2009-01-25

La Conversión de San Pablo

En aquel tiempo se apareció Jesús a los Once y les dijo: “Id al mundo entero y proclamad el evangelio a toda la creación. El que crea y se bautice se salvará…
Mc 16, 15-18

Pablo es un hombre con una enorme fuerza. La voz de Dios cambió su vida. Ya era un creyente fervoroso, pero en su vida se produjo un cambio. Si antes era devoto de Dios, en un momento dado se dejó penetrar por Cristo. Con él, descubre la esencia del Cristianismo. Después de un tiempo de ceguera, comienza a ver de otra manera. Empieza a ver desde la claridad de Cristo. Deja de ser un orgulloso fariseo para convertirse en un humilde y entusiasta predicador del evangelio.

Un giro radical

Su conversión significa el momento en que pasó a creer en Jesús como eje y centro de su existencia. Esto lo cambió de arriba abajo. Los cambios espirituales son radicales, auténticos y profundos. No sirve querer cambiar un poquito, para ser más buenas personas. El cambio es una unión total con Cristo; el cambio es optar por la santidad, y esto significa mirar de otra manera el mundo y los hombres.

Venir a misa y cumplir con el precepto religioso no debe suponer limitarnos a seguir una rutina y, como mucho, ir modificando pequeños aspectos en nuestra vida. Hemos de dejar que Dios penetre profundamente en nuestro corazón. Esto nos hace renacer. No se trata de un pequeño cambio, sino de un giro de 180 grados, un cambio de mentalidad, una visión diferente de la realidad.

Este fue Pablo: un hombre lleno de pasión, entusiasmo, talento y creatividad. Una persona que llegaba al corazón de la gente. El Cristianismo nace con Jesús de Nazaret, pero es Pablo de Tarso quien lo expande más allá de Judea. Lo animaba la certeza de saber que Cristo vivía en él.

La misión de los cristianos

Para nosotros, ésta es la conversión: que Cristo viva en nosotros, reine en nuestra vida, nos empape con su palabra, que nos enamore.

Pablo hace suya la misión que Jesús da a los suyos: id a proclamar el evangelio a todo el mundo. A continuación, Jesús pronuncia unas palabras que pueden asustarnos: “El que crea se salvará, el que no crea se condenará”. ¿Por qué lo dice? Porque habrá personas que, teniendo la ocasión de ir a la luz, no la quieren y permanecen en la oscuridad. El que se cierra a la luz, a la bondad de Dios, cae en el abismo, en la nada; pierde hasta su propia identidad como persona.

“A los que crean”, sigue diciendo Jesús, “les acompañarán estos signos: echarán demonios en mi nombre, hablarán lenguas nuevas, cogerán serpientes en sus manos y si beben un veneno mortal no les hará daño. Impondrán las manos a los enfermos y quedarán sanos”.
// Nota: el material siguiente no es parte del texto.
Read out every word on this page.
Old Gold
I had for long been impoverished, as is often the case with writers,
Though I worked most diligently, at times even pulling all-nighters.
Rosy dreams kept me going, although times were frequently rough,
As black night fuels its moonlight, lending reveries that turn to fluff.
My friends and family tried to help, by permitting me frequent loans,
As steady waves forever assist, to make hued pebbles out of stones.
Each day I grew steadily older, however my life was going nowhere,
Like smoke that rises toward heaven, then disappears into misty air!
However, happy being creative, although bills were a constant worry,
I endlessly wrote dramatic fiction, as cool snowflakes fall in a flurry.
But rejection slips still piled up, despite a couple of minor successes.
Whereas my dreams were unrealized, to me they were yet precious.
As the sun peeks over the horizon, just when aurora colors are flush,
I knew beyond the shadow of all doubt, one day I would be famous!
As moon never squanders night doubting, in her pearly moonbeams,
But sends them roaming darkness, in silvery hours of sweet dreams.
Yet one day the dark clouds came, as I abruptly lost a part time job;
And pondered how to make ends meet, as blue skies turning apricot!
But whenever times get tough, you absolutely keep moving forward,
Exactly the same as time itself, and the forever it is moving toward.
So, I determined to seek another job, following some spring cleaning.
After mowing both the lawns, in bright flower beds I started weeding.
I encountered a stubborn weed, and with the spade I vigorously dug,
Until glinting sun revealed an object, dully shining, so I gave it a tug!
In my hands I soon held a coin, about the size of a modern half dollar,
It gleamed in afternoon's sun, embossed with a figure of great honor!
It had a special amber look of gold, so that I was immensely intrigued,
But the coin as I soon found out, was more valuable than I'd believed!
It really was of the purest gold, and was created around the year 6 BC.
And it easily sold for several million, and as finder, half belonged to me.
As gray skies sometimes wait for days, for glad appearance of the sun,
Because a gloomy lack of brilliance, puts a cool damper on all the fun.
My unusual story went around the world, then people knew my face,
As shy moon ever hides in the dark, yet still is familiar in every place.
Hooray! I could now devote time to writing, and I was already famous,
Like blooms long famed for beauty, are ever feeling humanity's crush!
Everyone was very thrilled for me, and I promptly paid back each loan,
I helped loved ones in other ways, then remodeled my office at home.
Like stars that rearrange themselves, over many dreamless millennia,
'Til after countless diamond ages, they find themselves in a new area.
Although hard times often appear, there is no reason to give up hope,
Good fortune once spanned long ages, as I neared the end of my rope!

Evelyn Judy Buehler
Todas estas capacidades las tenemos los cristianos, aunque a veces de forma muy latente. Hemos recibido el don del Espíritu Santo en el Bautismo, que nos da la potestad para arrojar fuera el mal de nuestra existencia y de la de los demás.

Sanar el cuerpo y el alma

Hablarán lenguas nuevas… Sí, porque tenemos el don de hablar un lenguaje universal: el de la caridad. Cuando uno ama, descubre qué siente el otro, comprende el idioma de su existencia, de su psicología, de sus necesidades y deseos. El amor abre la frontera del corazón. Su fuerza nos hace capaces de traspasar las barreras del ser humano y de comunicarnos.

Cogerán serpientes… ¡Dios nos protege! Nos cuida y evitará que las mordeduras malignas nos dañen. ¡Dios puede mucho más que eso!

Beberán un veneno mortal y no les hará daño. El pecado y el egoísmo son picaduras que envenenan la existencia. Pero Cristo nos protege, está siempre con nosotros y nos ayudará a atravesar los temporales del mal.

Impondrán las manos a los enfermos, y quedarán sanos. Los cristianos tenemos, por la fe, el don de sanar, no sólo espiritualmente, sino incluso físicamente. ¡Cuántas enfermedades tienen su origen en dolencias del alma, en faltas de amor! Con una mirada tierna, con calidez, comprensión, ¿no creemos que el amor es tan potente que podemos ayudar a la gente enferma? El amor nos puede dar el don de la sanación. No sólo curan los médicos. Cura Dios. Curan los demás.

Quien tiene experiencia de una grave enfermedad, una vez sale del túnel, lo ve todo diferente. Los rayos de sol se ven distintos. La experiencia del dolor y la postración nos abren los ojos a realidades que, antes, no percibíamos. La luz de Cristo nos puede limpiar.

Creamos de verdad en él. Participemos de la eucaristía sintiendo su presencia, eterna, entre nosotros.